23-03-2016
Alberto Tasinato, nato a Ivrea nel 1985, oggi è restaurant manager del ristorante Seta del Mandarin Oriental hotel di Milano. Dopo l’alberghiero di Biella, inanella esperienze significative al Trussardi alla Scala con Andrea Berton, al Plateau di Londra, al Pellicano con Antonio Guida, al V Piano al fianco di Matteo Torretta. Cura il pre-opening del ristorante Berton Milano come direttore. A dicembre 2015, l’approdo al Mandarin, ancora con Antonio Guida
Mi si chiede di illustrare la differenza che c’è tra essere il maître di un “semplice” ristorante gourmet e quello di un hotel a 5 stelle con grandi ambizioni. Mi viene da dire subito che la differenza sostanziale è nelle dimensioni: il ristorante Seta ha 50 coperti, una capienza simile alle insegne delle mie esperienze passate. Ma, avendo la responsabilità anche delle prime colazioni, la squadra si amplia, e i servizi anche. Devo gestire ben 24 persone.

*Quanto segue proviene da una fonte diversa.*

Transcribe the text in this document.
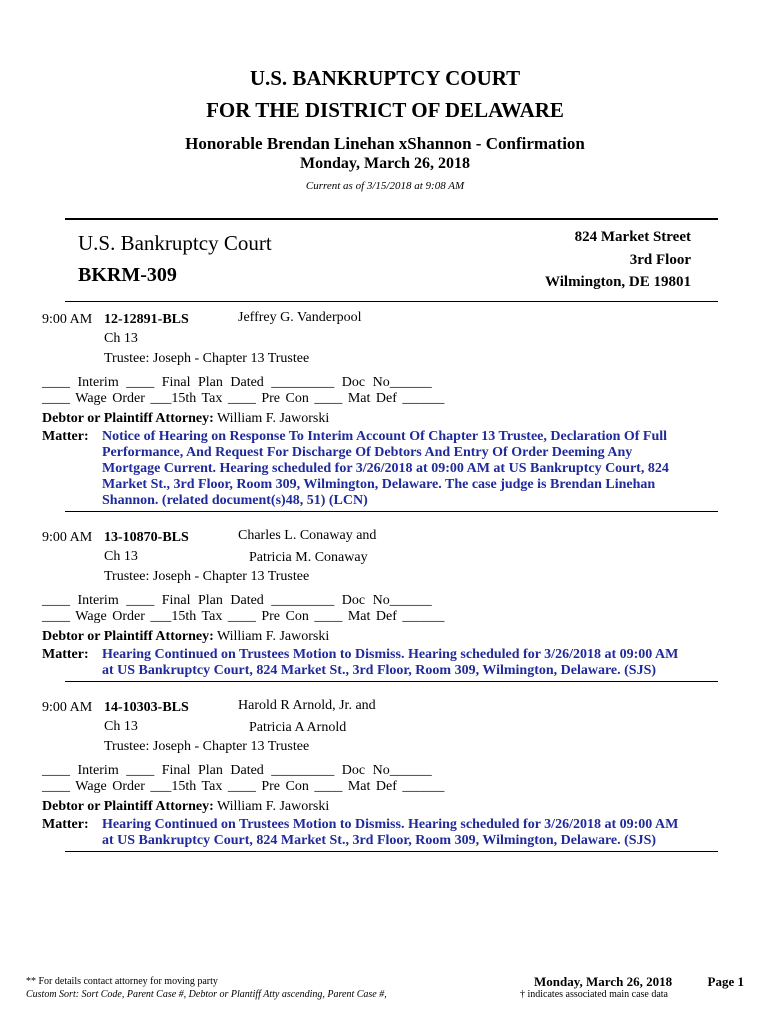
U.S. BANKRUPTCY COURT
FOR THE DISTRICT OF DELAWARE
Honorable Brendan Linehan xShannon - Confirmation
Monday, March 26, 2018
Current as of 3/15/2018 at 9:08 AM
U.S. Bankruptcy Court
BKRM-309
824 Market Street
3rd Floor
Wilmington, DE 19801
9:00 AM 12-12891-BLS	Jeffrey G. Vanderpool
Ch 13
Trustee: Joseph - Chapter 13 Trustee
____ Interim ____ Final Plan Dated _________ Doc No______
____ Wage Order ___15th Tax ____ Pre Con ____ Mat Def ______
Debtor or Plaintiff Attorney: William F. Jaworski
Matter: Notice of Hearing on Response To Interim Account Of Chapter 13 Trustee, Declaration Of Full
Performance, And Request For Discharge Of Debtors And Entry Of Order Deeming Any
Mortgage Current. Hearing scheduled for 3/26/2018 at 09:00 AM at US Bankruptcy Court, 824
Market St., 3rd Floor, Room 309, Wilmington, Delaware. The case judge is Brendan Linehan
Shannon. (related document(s)48, 51) (LCN)
9:00 AM 13-10870-BLS	Charles L. Conaway and
Patricia M. Conaway
Ch 13
Trustee: Joseph - Chapter 13 Trustee
____ Interim ____ Final Plan Dated _________ Doc No______
____ Wage Order ___15th Tax ____ Pre Con ____ Mat Def ______
Debtor or Plaintiff Attorney: William F. Jaworski
Matter: Hearing Continued on Trustees Motion to Dismiss. Hearing scheduled for 3/26/2018 at 09:00 AM
at US Bankruptcy Court, 824 Market St., 3rd Floor, Room 309, Wilmington, Delaware. (SJS)
9:00 AM 14-10303-BLS	Harold R Arnold, Jr. and
Patricia A Arnold
Ch 13
Trustee: Joseph - Chapter 13 Trustee
____ Interim ____ Final Plan Dated _________ Doc No______
____ Wage Order ___15th Tax ____ Pre Con ____ Mat Def ______
Debtor or Plaintiff Attorney: William F. Jaworski
Matter: Hearing Continued on Trustees Motion to Dismiss. Hearing scheduled for 3/26/2018 at 09:00 AM
at US Bankruptcy Court, 824 Market St., 3rd Floor, Room 309, Wilmington, Delaware. (SJS)
** For details contact attorney for moving party
Custom Sort: Sort Code, Parent Case #, Debtor or Plantiff Atty ascending, Parent Case #,
Monday, March 26, 2018
† indicates associated main case data
Page 1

Un’altra bella differenza è relativa all’aspettativa dell’ospite nei riguardi del servizio. Entrare in un hotel 5 stelle lusso presuppone che certi standard siano altissimi e sempre rispettati. La responsabilità per noi è ancora più alta e quindi motivante: siamo il primo Mandarin in Italia e gli altri Mandarin del mondo hanno una fama pazzesca, soprattutto per il servizio che sanno offrire. È tutto molto stimolante e challenging perché sai bene che il cliente è sempre pronto a fare paragoni con le altre realtà in giro per il mondo. GAVETTA E FORMAZIONE. Ai giovani consiglio di schiarirsi le idee il prima possibile. Questo perché so bene che, spesso, ci si avvicina alla sala per mille motivi spesso lontani da una motivazione reale, dalla volontà di fare davvero carriera. Per riuscire, occorre darsi obiettivi seri e a lunga scadenza, motivazioni che non siano sinonimo di ripiego. È importante poi mantenere le proprie idee e non farsi mai distogliere dagli obiettivi prefissati.
Particolare di sala del ristorante Seta del Mandarin Oriental di Milano, una stella Michelin a 3 mesi dall'apertura
LA CARTA DEI VINI. Nel definire la composizione di una carta dei vini, è necessario confrontarsi di continuo con lo chef. Quella del Mandarin nasce da un dialogo continuo con lo chef Antonio Guida e da riflessioni attente sulla tipologia di cucina che offriamo. È importante che i vini siano al servizio delle sue creazioni e non viceversa. Nel nostro caso, abbiamo dato ampio spazio alle bollicine: sono circa 76 su 500 etichette. Questo perché è la tipologia di prodotto che può accompagnare una cena intera. È stato dato molto più spazio all’Italia perché crediamo fortemente che dobbiamo essere noi, in primis, a spingere le nostre splendide realtà. Abbiamo creato anche una pagina dedicata ai pinot nero provenienti da tutto il mondo. Abbiamo scelto questo nobile vitigno per diversi motivi: è il preferito degli chef e ha una forte identità della carta.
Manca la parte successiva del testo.